At his shoulder, Skeet said: “What’s the plan now?”
“We go back to the safe house,” Drake said. “Meantime, I’ve got a call to make.”
He found the number he wanted, thumbed it.
This time, the man answered more quickly than the last. “Yes.”
“You said to call you if I needed any help.”
“Surely.”
“I need you to find out about a cop. A guy named Joseph Venn.”
––––––––
T
he street resembled the aftermath of a war zone. Red, white and blue lights splashed the walls of the buildings into which an army of uniformed cops was corralling onlookers. The crime scene techs were already at work, collecting the shell casings and taking photos from multiple angles.
Beth leaned against a squad car, hugging herself. Venn and Harmony stood close by, along with the two detectives from earlier, Brady and Rich.
Venn ticked the numbers off on his fingers. “So. We’ve got at least four of them. Drake and his driver. The two in the car that shot at you, Harm. And I’m pretty sure there was another guy in the back of the SUV, which makes five.”
Rich was taking notes in an old-fashioned spiral-bound notebook. To Harmony, he said, “And you think one of the two in the car was a woman?”

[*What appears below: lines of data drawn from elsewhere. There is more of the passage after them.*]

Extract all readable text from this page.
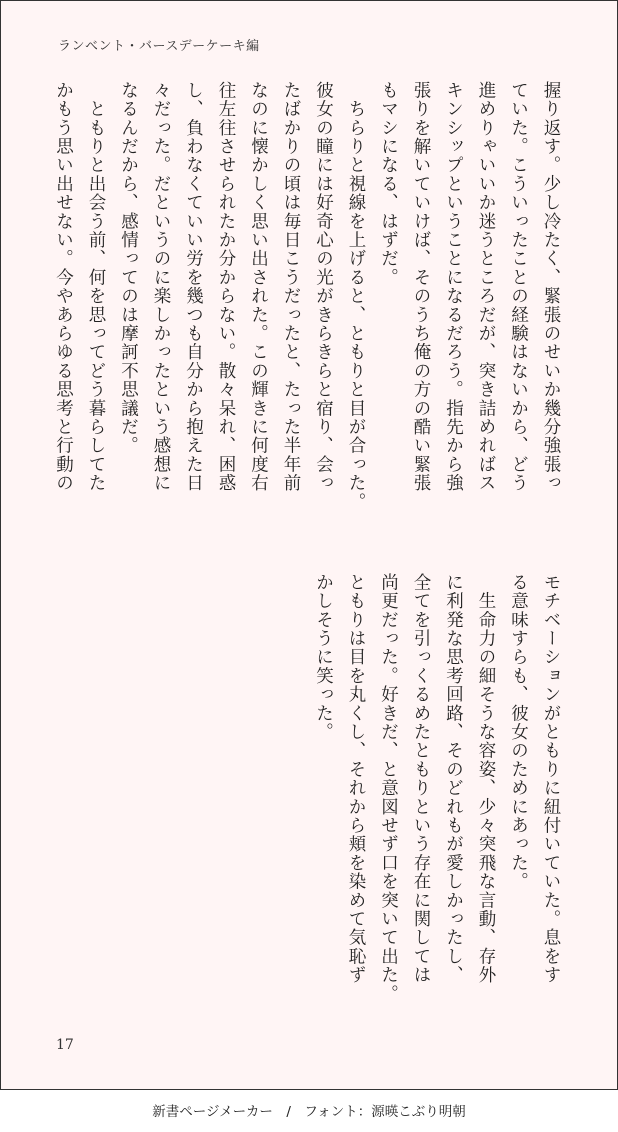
ランベント・バースデーケーキ編

握り返す。少し冷たく、緊張のせいか幾分強張っ

ていた。こういったことの経験はないから、どう

進めりゃいいか迷うところだが、突き詰めればス

キンシップということになるだろう。指先から強

張りを解いていけば、そのうち俺の方の酷い緊張

もマシになる、はずだ。

　ちらりと視線を上げると、ともりと目が合った。

彼女の瞳には好奇心の光がきらきらと宿り、会っ

たばかりの頃は毎日こうだったと、たった半年前

なのに懐かしく思い出された。この輝きに何度右

往左往させられたか分からない。散々呆れ、困惑

し、負わなくていい労を幾つも自分から抱えた日

々だった。だというのに楽しかったという感想に

なるんだから、感情ってのは摩訶不思議だ。

　ともりと出会う前、何を思ってどう暮らしてた

かもう思い出せない。今やあらゆる思考と行動の

モチベーションがともりに紐付いていた。息をす

る意味すらも、彼女のためにあった。

　生命力の細そうな容姿、少々突飛な言動、存外

に利発な思考回路、そのどれもが愛しかったし、

全てを引っくるめたともりという存在に関しては

尚更だった。好きだ、と意図せず口を突いて出た。

ともりは目を丸くし、それから頬を染めて気恥ず

かしそうに笑った。

17
新書ページメーカー　/　フォント：源暎こぶり明朝
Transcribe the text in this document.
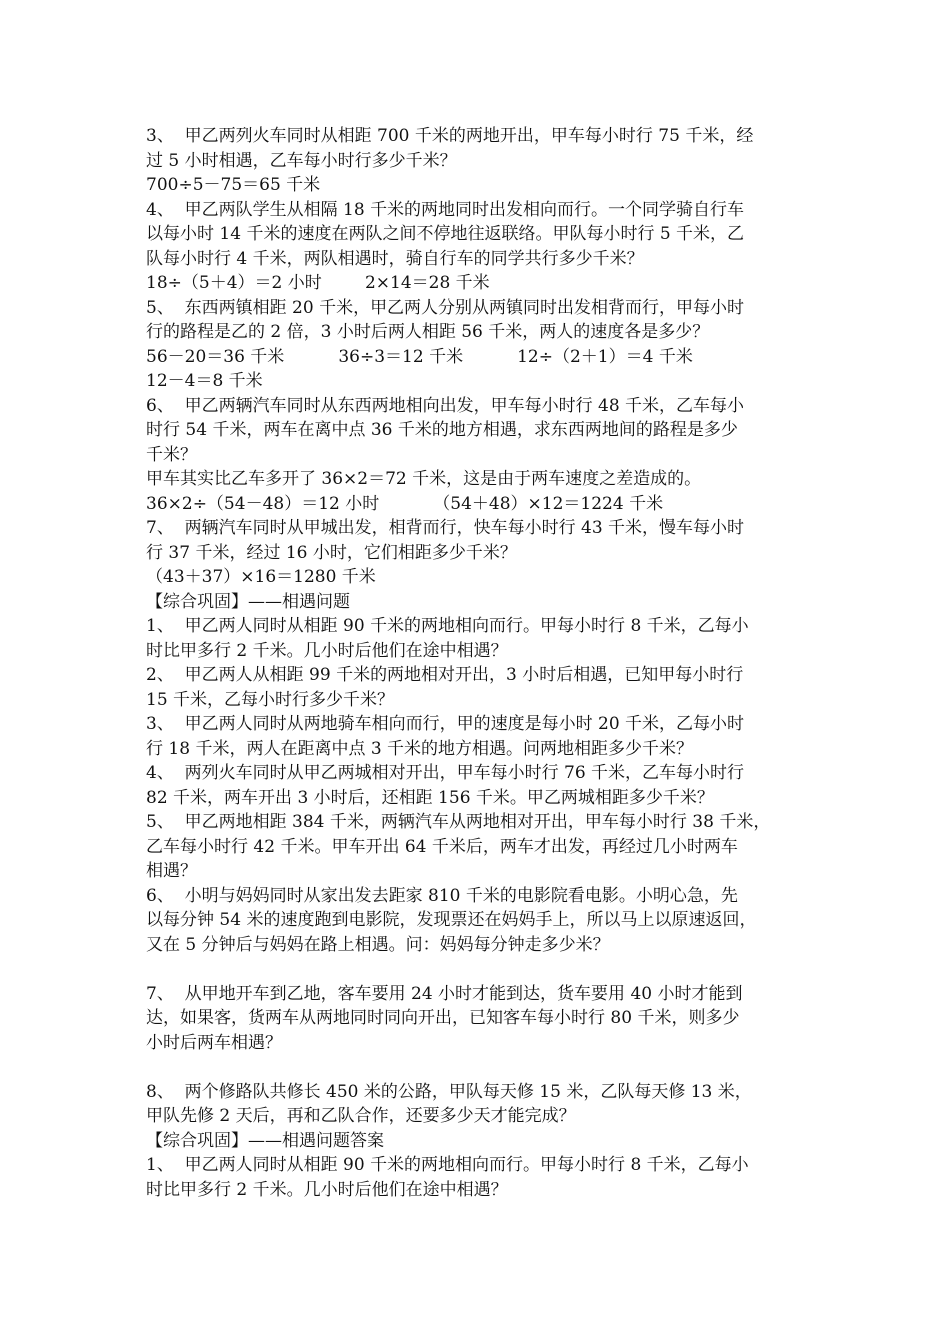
3、  甲乙两列火车同时从相距 700 千米的两地开出，甲车每小时行 75 千米，经
过 5 小时相遇，乙车每小时行多少千米？
700÷5－75＝65 千米
4、  甲乙两队学生从相隔 18 千米的两地同时出发相向而行。一个同学骑自行车
以每小时 14 千米的速度在两队之间不停地往返联络。甲队每小时行 5 千米，乙
队每小时行 4 千米，两队相遇时，骑自行车的同学共行多少千米？
18÷（5＋4）＝2 小时        2×14＝28 千米
5、  东西两镇相距 20 千米，甲乙两人分别从两镇同时出发相背而行，甲每小时
行的路程是乙的 2 倍，3 小时后两人相距 56 千米，两人的速度各是多少？
56－20＝36 千米          36÷3＝12 千米          12÷（2＋1）＝4 千米
12－4＝8 千米
6、  甲乙两辆汽车同时从东西两地相向出发，甲车每小时行 48 千米，乙车每小
时行 54 千米，两车在离中点 36 千米的地方相遇，求东西两地间的路程是多少
千米？
甲车其实比乙车多开了 36×2＝72 千米，这是由于两车速度之差造成的。
36×2÷（54－48）＝12 小时          （54＋48）×12＝1224 千米
7、  两辆汽车同时从甲城出发，相背而行，快车每小时行 43 千米，慢车每小时
行 37 千米，经过 16 小时，它们相距多少千米？
（43＋37）×16＝1280 千米
【综合巩固】——相遇问题
1、  甲乙两人同时从相距 90 千米的两地相向而行。甲每小时行 8 千米，乙每小
时比甲多行 2 千米。几小时后他们在途中相遇？
2、  甲乙两人从相距 99 千米的两地相对开出，3 小时后相遇，已知甲每小时行
15 千米，乙每小时行多少千米？
3、  甲乙两人同时从两地骑车相向而行，甲的速度是每小时 20 千米，乙每小时
行 18 千米，两人在距离中点 3 千米的地方相遇。问两地相距多少千米？
4、  两列火车同时从甲乙两城相对开出，甲车每小时行 76 千米，乙车每小时行
82 千米，两车开出 3 小时后，还相距 156 千米。甲乙两城相距多少千米？
5、  甲乙两地相距 384 千米，两辆汽车从两地相对开出，甲车每小时行 38 千米，
乙车每小时行 42 千米。甲车开出 64 千米后，两车才出发，再经过几小时两车
相遇？
6、  小明与妈妈同时从家出发去距家 810 千米的电影院看电影。小明心急，先
以每分钟 54 米的速度跑到电影院，发现票还在妈妈手上，所以马上以原速返回，
又在 5 分钟后与妈妈在路上相遇。问：妈妈每分钟走多少米？
7、  从甲地开车到乙地，客车要用 24 小时才能到达，货车要用 40 小时才能到
达，如果客，货两车从两地同时同向开出，已知客车每小时行 80 千米，则多少
小时后两车相遇？
8、  两个修路队共修长 450 米的公路，甲队每天修 15 米，乙队每天修 13 米，
甲队先修 2 天后，再和乙队合作，还要多少天才能完成？
【综合巩固】——相遇问题答案
1、  甲乙两人同时从相距 90 千米的两地相向而行。甲每小时行 8 千米，乙每小
时比甲多行 2 千米。几小时后他们在途中相遇？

“I don’t think it,” said Harmony. “I’m certain. Blond. Like the gunman. A good-looking pair. Guess they see themselves as Bonnie and Clyde or something.”
Harmony had already said she’d hit the station wagon with at least one shot, though probably not anywhere that would disable it. More importantly, she’d had the presence of mind to note the license plate. The number was already being run through the DMV.
Once enough cops were there to secure the scene, and Venn had made sure that Beth was okay, he’d called Rockford, and asked to be put through to Special Agent Dennis Yancy as a matter of urgency. Despite the late hour, Yancy couldn’t have been asleep because he came on the line in under a minute.
“Drake’s here,” said Venn. “In Manhattan.”
He gave Yancy a brief rundown. The man listened, punctuating Venn’s monologue with barked orders off to the side as he mobilized his people.
At the end, Yancy said, “Holy crap, Joe.”
“Yeah.”
“What the hell’s it all mean? You figured it out yet?”
“No,” said Venn. “But I will.”
“You need to watch yourself, Joe. He won’t stop, not now that he failed to kill you once.”
“I know that,” said Venn. “And I’m going to use that to our advantage.”
Yancy said: “What, like use yourself as bait? You gotta be nuts. No, man. Leave him to us. We’ll seal New York up tighter than an asshole.”